Upili dwulatka! Zachowanie tłumaczyli… żartem

  • Post category:Polska

Po informacji o pijanym dwulatku przywiezionym do bełchatowskiego szpitala przez matkę policjanci z komisariatu w Kamieńsku rozmawiali o tym zdarzeniu z wieloma osobami. Dzięki ich dociekliwości prawda wyszła na jaw. Okazało się, alkohol dziecku podali dwaj mężczyźni.

Reklama

Reklama

Fot. Policja.pl

 

Wieczorem, 13 listopada 2018 roku ,bełchatowscy policjanci poinformowali dyżurnego z komendy policji w Radomsku, że do szpitala zostało przywiezione nietrzeźwe dziecko. Badania wykonane w placówce medycznej wykazały, że 2-letni chłopiec miał 1,8 promila alkoholu w organizmie. Matka dziecka była trzeźwa.

Lekarze natychmiast zajęli się odtruciem dwulatka. Do zdarzenia doszło na terenie jednej z posesji w gminie Kamieńsk, w powiecie radomszczańskim. Osoby, które były świadkami tego zdarzenia początkowo utrzymywały, że był to nieszczęśliwy wypadek. Twierdziły, że dziecko samo napiło się alkoholu z pozostawionej na posesji butelki.

Policjanci dostrzegli pewne nieścisłości w zeznaniach świadków. Nie uwierzyli w opowiadaną historię. Okazało się, że chłopcem miał opiekować się dziadek. Kiedy obsługiwał klientów sklepu znajdującego się na tej posesji, maluch wykorzystał nieuwagę dziadka i poszedł do znanych mu mężczyzn spożywających alkohol za lokalem.

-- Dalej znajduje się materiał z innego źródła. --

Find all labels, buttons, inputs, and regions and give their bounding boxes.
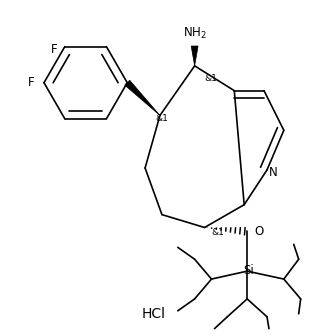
Polygon shape xyxy=(125,80,160,116)
Text: N: N xyxy=(269,166,278,179)
Polygon shape xyxy=(191,46,198,66)
Text: O: O xyxy=(254,225,263,238)
Text: F: F xyxy=(28,76,34,89)
Text: Si: Si xyxy=(243,264,253,277)
Text: HCl: HCl xyxy=(142,307,166,321)
Text: &1: &1 xyxy=(211,228,224,237)
Text: NH$_2$: NH$_2$ xyxy=(183,26,206,41)
Text: &1: &1 xyxy=(155,114,168,123)
Text: F: F xyxy=(51,43,58,56)
Text: &1: &1 xyxy=(205,74,218,83)
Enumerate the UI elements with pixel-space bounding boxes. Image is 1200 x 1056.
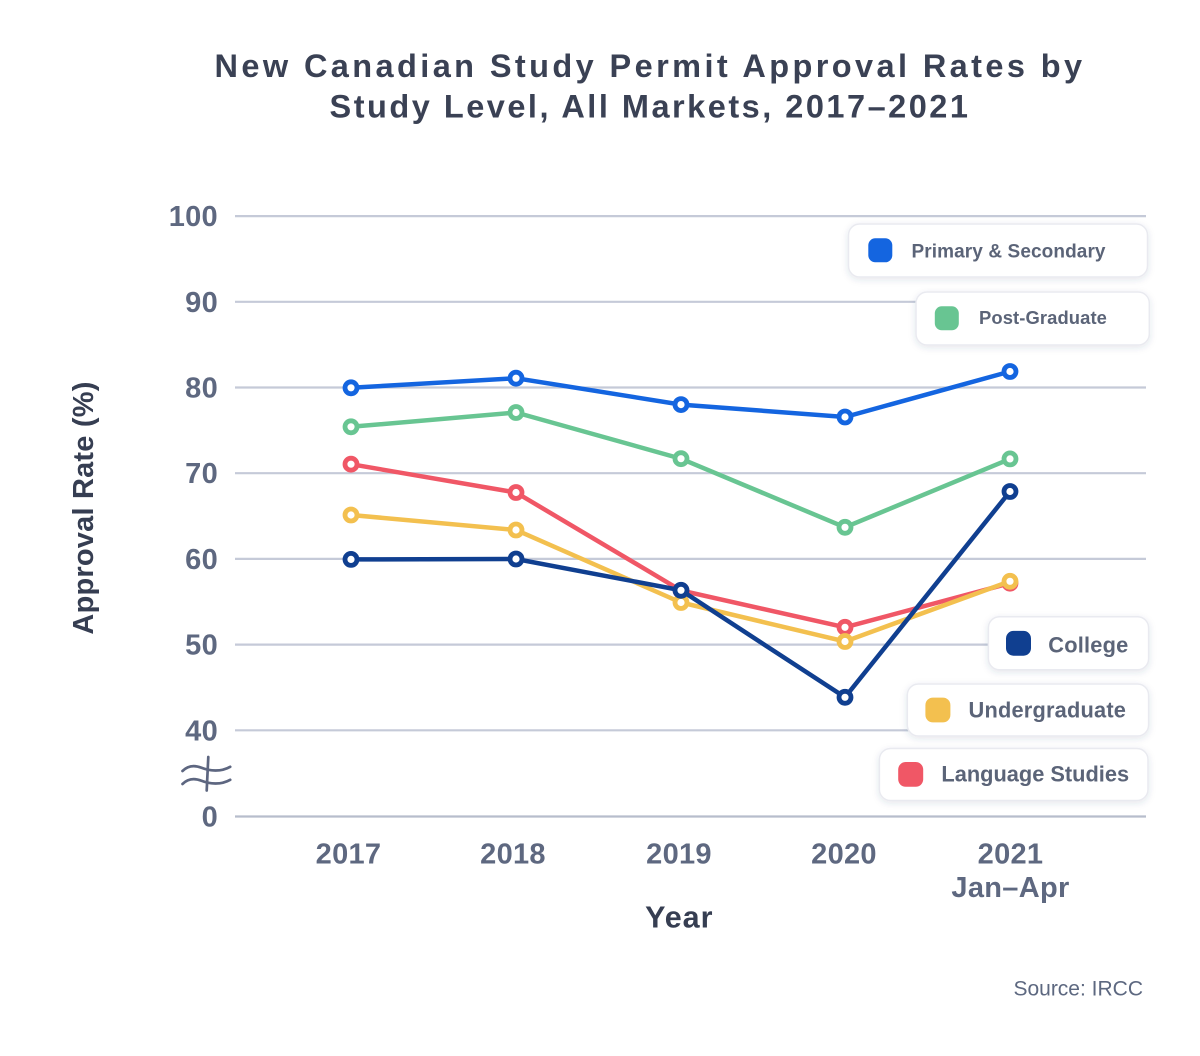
svg-text:Source: IRCC: Source: IRCC	[1013, 978, 1143, 1001]
svg-text:Language Studies: Language Studies	[941, 761, 1129, 786]
svg-text:50: 50	[185, 630, 218, 662]
svg-text:Year: Year	[645, 901, 713, 935]
svg-text:40: 40	[185, 715, 218, 747]
svg-text:60: 60	[185, 544, 218, 576]
svg-text:New Canadian Study Permit Appr: New Canadian Study Permit Approval Rates…	[214, 48, 1085, 84]
svg-text:Undergraduate: Undergraduate	[969, 697, 1127, 722]
svg-text:College: College	[1048, 632, 1128, 657]
svg-text:Post-Graduate: Post-Graduate	[979, 307, 1107, 328]
svg-text:2020: 2020	[811, 839, 877, 871]
svg-text:Approval Rate (%): Approval Rate (%)	[68, 381, 100, 634]
svg-text:2018: 2018	[480, 839, 546, 871]
svg-text:Study Level, All Markets, 2017: Study Level, All Markets, 2017–2021	[330, 89, 971, 125]
svg-text:90: 90	[185, 287, 218, 319]
svg-text:70: 70	[185, 458, 218, 490]
svg-text:0: 0	[202, 802, 218, 834]
svg-text:2021: 2021	[978, 839, 1044, 871]
svg-text:80: 80	[185, 373, 218, 405]
svg-text:2017: 2017	[316, 839, 382, 871]
svg-text:100: 100	[169, 201, 218, 233]
svg-text:Jan–Apr: Jan–Apr	[951, 872, 1069, 904]
svg-text:2019: 2019	[646, 839, 712, 871]
svg-text:Primary & Secondary: Primary & Secondary	[912, 242, 1106, 263]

Jak wynika z zebranego materiału dowodowego jeden z nich wlał chłopcu wódki w kieliszek i kazał wypić. Dwulatek wypił najprawdopodobniej trzy kieliszki wódki. Następnie chłopiec wrócił do dziadka, który zauważył dziwne zachowanie wnuka a dodatkowo wyczuł woń alkoholu. Natychmiast zaalarmował matkę dziecka, która zawiozła 2-latka do szpitala.

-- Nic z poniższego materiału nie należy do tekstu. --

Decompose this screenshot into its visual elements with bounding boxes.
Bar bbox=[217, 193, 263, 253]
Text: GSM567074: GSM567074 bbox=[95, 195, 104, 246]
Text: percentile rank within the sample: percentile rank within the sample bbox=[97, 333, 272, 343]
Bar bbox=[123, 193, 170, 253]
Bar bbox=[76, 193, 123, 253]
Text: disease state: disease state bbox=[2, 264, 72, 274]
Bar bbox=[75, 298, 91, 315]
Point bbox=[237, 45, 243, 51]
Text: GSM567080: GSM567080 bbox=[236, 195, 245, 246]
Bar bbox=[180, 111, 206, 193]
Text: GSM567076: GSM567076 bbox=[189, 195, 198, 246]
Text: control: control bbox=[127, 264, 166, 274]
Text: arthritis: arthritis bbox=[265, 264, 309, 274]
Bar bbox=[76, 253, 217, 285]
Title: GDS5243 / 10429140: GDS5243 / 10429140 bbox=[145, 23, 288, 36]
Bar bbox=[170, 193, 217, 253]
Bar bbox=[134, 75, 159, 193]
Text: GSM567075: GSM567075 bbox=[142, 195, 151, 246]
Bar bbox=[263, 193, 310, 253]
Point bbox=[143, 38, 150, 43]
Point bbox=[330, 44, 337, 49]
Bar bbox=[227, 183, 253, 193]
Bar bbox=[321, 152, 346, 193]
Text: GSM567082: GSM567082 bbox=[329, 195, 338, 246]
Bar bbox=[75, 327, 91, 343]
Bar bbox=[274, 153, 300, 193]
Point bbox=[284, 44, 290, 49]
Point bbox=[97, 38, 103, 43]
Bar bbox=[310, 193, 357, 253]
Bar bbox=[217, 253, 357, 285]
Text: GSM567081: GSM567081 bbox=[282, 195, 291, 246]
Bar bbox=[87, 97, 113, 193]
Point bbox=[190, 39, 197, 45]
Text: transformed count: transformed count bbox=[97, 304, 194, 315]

Działania funkcjonariuszy doprowadziły do zatrzymania, 15 listopada br., dwóch mężczyzn w wieku 29 i 36 lat. Obaj są mieszkańcami gminy Kamieńsk. Podczas rozmowy z policjantami stwierdzili, że to miał być  żart. Za takie zachowanie grozi im kara do 3 lat pozbawienia wolności. Maluch wrócił już do domu.